Les Finances de Riantec expliquées
On entend encore dire, au détour d’une conversation que « Riantec est trop endettée » ou qu’on « ne peut rien faire”
Nous allons vous montrer pourquoi l’idée d’une ville « bloquée » est un mythe et qu’en réalité Riantec a un moteur financier bien plus puissant qu’on ne l’imagine.
L’étude des comptes de la ville nous montre également où se situe notre véritable point faible, celui qui nous freine.
Briser le mythe du surendettement
Nous avons encore une dette conséquente. En 2024, la dette s’élevait à 6,6M d’euros. Si l’on s’arrête à ce chiffre, on pourrait croire que nous sommes surendettés. Mais ce qu’il convient de regarder, c’est notre capacité de désendettement.
La capacité de désendettement, c’est un peu le thermomètre de la santé d’une ville. Concrètement, c’est le nombre d’années qu’il nous faudrait pour rembourser toute notre dette si nous y consacrions la totalité de notre épargne annuelle. Plus ce chiffre est petit, plus la ville est solide.
A Riantec elle est de 3,47 ans. C’est un bon niveau. Le seuil de vigilance est à 10-12 ans. C’est un excellent résultat. Pour vous donner une idée, à Port-Louis, ce ratio monte à plus de 9 ans.
Depuis 2019, l’encours de la dette a baissé de 28,7% (passant de 9,26 M€ à 6,60 M€)
Notre force : Une gestion qui dégage des marges
Ce désendettement il se comprend en regardant un autre chiffre : l’épargne brute.
L’épargne brute. C’est ce qui reste dans la caisse de la mairie une fois qu’on a payé toutes les factures courantes (chauffage, salaires, entretien). C’est notre véritable pouvoir d’achat pour investir dans la ville sans avoir à demander un crédit à la banque.
La municipalité actuelle a réussi à faire croître les recettes (+22%) bien plus vite que les dépenses (+8%). C’est le coté positif de ces constructions à marche forcée, cela fait rentrer de l’argent dans les caisses.
Cet accroissement des recettes a permis de doubler notre épargne nette qui atteint 1,32 M€ en 2024.
C’est ici que Riantec brille vraiment. Notre taux d’épargne est de 27%. C’est une très bonne performance : nos voisins de Locmiquélic ou Port-Louis tournent autour de 12 ou 13%. Cela signifie que pour chaque euro qui rentre dans les caisses, Riantec met de côté deux fois plus d’argent que ses voisins pour préparer l’avenir. C’est notre véritable moteur financier.
C’est de l’argent disponible chaque année pour investir dans nos projets, sans même avoir besoin d’emprunter.
Comparaison avec nos voisins
| Indicateur (2024) | Riantec | Port-Louis | Locmiquélic | Plouhinec |
| Capacité de désendettement | 3,47 ans | 9,13 ans | 5,49 ans | 1,25 an |
| Dette par habitant | €1 116 | €1 532 | €666 | €412 |
| Taux d’épargne brute | 27,2% | 12,2% | 13,4% | 23,2% |
Levier d’amélioration : La bataille des subventions
Si nos finances sont saines, nous devons être plus systématiques dans la recherche d’aides extérieures.
Sur certains projets récents, comme la salle multisports, le taux de subvention n’a été que de 9%. Même si nous n’en connaissons pas les raisons, ce taux parait très faible.

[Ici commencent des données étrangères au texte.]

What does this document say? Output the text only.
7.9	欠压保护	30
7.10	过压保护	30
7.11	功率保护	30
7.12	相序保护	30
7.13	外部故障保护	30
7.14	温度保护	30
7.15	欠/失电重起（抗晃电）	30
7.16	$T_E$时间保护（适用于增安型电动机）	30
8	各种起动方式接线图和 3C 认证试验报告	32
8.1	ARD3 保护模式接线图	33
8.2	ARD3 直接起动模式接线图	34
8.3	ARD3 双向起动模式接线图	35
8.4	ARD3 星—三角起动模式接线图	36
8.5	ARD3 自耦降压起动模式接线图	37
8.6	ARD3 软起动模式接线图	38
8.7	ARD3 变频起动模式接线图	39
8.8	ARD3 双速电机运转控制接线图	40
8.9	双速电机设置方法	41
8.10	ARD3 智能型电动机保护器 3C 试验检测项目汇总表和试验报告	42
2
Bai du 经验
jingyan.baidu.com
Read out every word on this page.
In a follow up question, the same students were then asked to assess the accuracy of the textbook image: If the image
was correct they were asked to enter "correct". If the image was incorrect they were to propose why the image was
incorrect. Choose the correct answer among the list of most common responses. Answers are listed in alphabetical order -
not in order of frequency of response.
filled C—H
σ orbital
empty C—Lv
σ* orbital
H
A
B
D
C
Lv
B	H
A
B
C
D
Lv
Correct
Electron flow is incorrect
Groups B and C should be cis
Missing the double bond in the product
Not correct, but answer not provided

Nous devons viser systématiquement des cofinancements plus élevés (entre 30% et 50%) pour que chaque euro riantécois investi en rapporte un deuxième venant de la région, de l’État ou même de l’Europe.
Pour conclure :
avec une capacité de désendettement de moins de 4 ans et une épargne qui est le double de celle de nos voisins, Riantec n’est pas une commune à bout de souffle. C’est une commune qui a les moyens de ses ambitions, pour peu qu’on sache piloter son budget avec rigueur et audace.
Notre engagement est clair :
- Maintenir cette rigueur de gestion qui est notre force.
- Passer à l’offensive pour diviser par deux le reste à charge de nos grands travaux en allant chercher chaque euro de subvention disponible.
- Et enfin, utiliser ces marges de manœuvre non pas pour accumuler de l’épargne, mais pour investir enfin dans ce qui fait battre le cœur de Riantec .
La santé financière n’est pas une fin en soi, c’est un outil. Un outil au service d’un projet.